I first got to know the region through the writings of Edward Abbey, whose classic book from 1968, “Desert Solitaire,” plays out against that remarkable terrain. “Wilderness is not a luxury but a necessity of the human spirit, and as vital to our lives as water and good bread, “ he wrote. “A civilization which destroys what little remains of the wild, the spare, the original, is cutting itself off from its origins and betraying the principle of civilization itself.” I visited Abbey in Moab when I was in my mid-twenties, gathering string for what became my book “The End of Nature.” It was a memorable trip, ripping around desert backroads in a rental car; I was a little overwhelmed both by Abbey’s outsized personality and by the scale of the place itself. (I asked Craig Larson if he’d had a chance to read any Abbey. “I thank you for your call, but I really don’t have anything more to tell you,” he said.) In later years, I’ve gotten to know the land better through the eyes of a dear friend, the writer Terry Tempest Williams, who has succeeded Abbey as the chronicler of that region. I asked her to describe the scene near Moab as spring turns toward summer. “I was up before dawn this morning just watching light touch the desert and fill it with birdsong,” she wrote. “The globe mallow are blooming. Claret cup cactus, too. Clouds like schooners sailing across the blue skies.”

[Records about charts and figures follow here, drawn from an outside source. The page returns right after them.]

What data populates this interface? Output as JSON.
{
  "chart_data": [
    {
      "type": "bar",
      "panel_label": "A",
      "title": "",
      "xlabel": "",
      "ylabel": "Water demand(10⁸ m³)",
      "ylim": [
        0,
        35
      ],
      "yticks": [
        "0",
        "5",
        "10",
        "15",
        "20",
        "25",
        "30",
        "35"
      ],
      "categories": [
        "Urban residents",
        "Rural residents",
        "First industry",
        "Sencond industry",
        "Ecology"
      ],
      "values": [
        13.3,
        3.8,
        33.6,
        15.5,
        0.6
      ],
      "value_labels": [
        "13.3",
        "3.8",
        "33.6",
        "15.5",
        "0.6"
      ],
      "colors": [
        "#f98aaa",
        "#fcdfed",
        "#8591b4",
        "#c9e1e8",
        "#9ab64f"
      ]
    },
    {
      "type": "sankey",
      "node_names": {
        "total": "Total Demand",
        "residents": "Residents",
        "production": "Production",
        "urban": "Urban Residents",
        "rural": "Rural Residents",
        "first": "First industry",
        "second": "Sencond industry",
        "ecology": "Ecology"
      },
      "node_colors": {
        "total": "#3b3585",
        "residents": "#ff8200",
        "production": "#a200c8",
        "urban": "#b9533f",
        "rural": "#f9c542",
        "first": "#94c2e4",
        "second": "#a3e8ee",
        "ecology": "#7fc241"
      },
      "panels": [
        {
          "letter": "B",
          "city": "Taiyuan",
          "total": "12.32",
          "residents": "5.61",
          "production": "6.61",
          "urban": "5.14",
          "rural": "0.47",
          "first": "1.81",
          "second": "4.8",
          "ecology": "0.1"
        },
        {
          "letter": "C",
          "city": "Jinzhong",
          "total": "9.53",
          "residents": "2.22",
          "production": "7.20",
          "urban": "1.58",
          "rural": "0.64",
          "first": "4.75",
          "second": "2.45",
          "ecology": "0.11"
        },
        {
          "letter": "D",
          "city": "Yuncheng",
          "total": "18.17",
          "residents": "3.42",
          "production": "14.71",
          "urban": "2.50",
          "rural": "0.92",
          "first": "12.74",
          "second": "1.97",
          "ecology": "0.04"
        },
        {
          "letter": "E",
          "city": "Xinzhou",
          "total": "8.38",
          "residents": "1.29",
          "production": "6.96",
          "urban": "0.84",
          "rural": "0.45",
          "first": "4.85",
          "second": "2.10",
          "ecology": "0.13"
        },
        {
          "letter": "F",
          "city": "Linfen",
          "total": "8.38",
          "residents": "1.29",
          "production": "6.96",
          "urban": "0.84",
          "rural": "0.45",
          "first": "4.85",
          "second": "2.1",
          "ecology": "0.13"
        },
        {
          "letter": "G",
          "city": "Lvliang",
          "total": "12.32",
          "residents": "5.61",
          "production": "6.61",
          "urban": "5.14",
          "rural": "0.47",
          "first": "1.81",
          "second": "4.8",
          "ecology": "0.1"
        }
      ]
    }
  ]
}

As it happens, Terry and her husband, Brooke, went to a B.L.M. auction in 2016 and tried to lease land—they paid $1,680 for a ten-year lease on 1,120 acres, plus a processing fee, and formed a company, Tempest Exploration L.L.C. (Not all the parcels were leased in the auction, and some were discounted afterward, in a sort of “fire sale.” That’s where Terry and Brooke obtained their lease.) She had no hesitation in explaining her motives, as she wrote in an Op-Ed for the Times, “The energy we hope to produce through Tempest Exploration is not the kind that will destroy our planet, but the kind that will fuel moral imagination. We need to harness this spiritual and political energy to sustain the planet we call home.” They made it clear that they would not drill for oil “until science could show it was worth more above ground than below.” The lease was eventually denied; they appealed, and a decision is still pending, four years later.

Another friend, an environmentalist named Tim DeChristopher, bid for leases on a large area at a competitive Salt Lake City auction, in 2008. He bid $1.8 million, and then said that he had no intention of paying the sum, which he didn’t have. For that, he was sentenced to two years in a federal correctional facility, in California. I visited him there, and remember thinking that Ed Abbey would have been proud of him. (He served twenty-one months, and was released in 2013.) Terry Tempest Williams has been one of his biggest supporters.

Now, finally, something may change. Joe Biden has promised, repeatedly, that, if elected President, he would end new leasing on federal lands for oil, gas, and coal. As he said during a primary debate in March, “No more drilling on federal lands. No more drilling, including offshore. No ability for the oil industry to continue to drill, period.” That would make a massive difference for the climate: fossil fuels pulled from public lands account for about twenty per cent of the nation’s total greenhouse-gas output.

But it would also make a massive difference for those parts of the Utah desert that have lain empty and sublime. I don’t know exactly whom they belong to—Native people, all of us, the coyotes, God? But the answer clearly shouldn’t be some guy named Craig.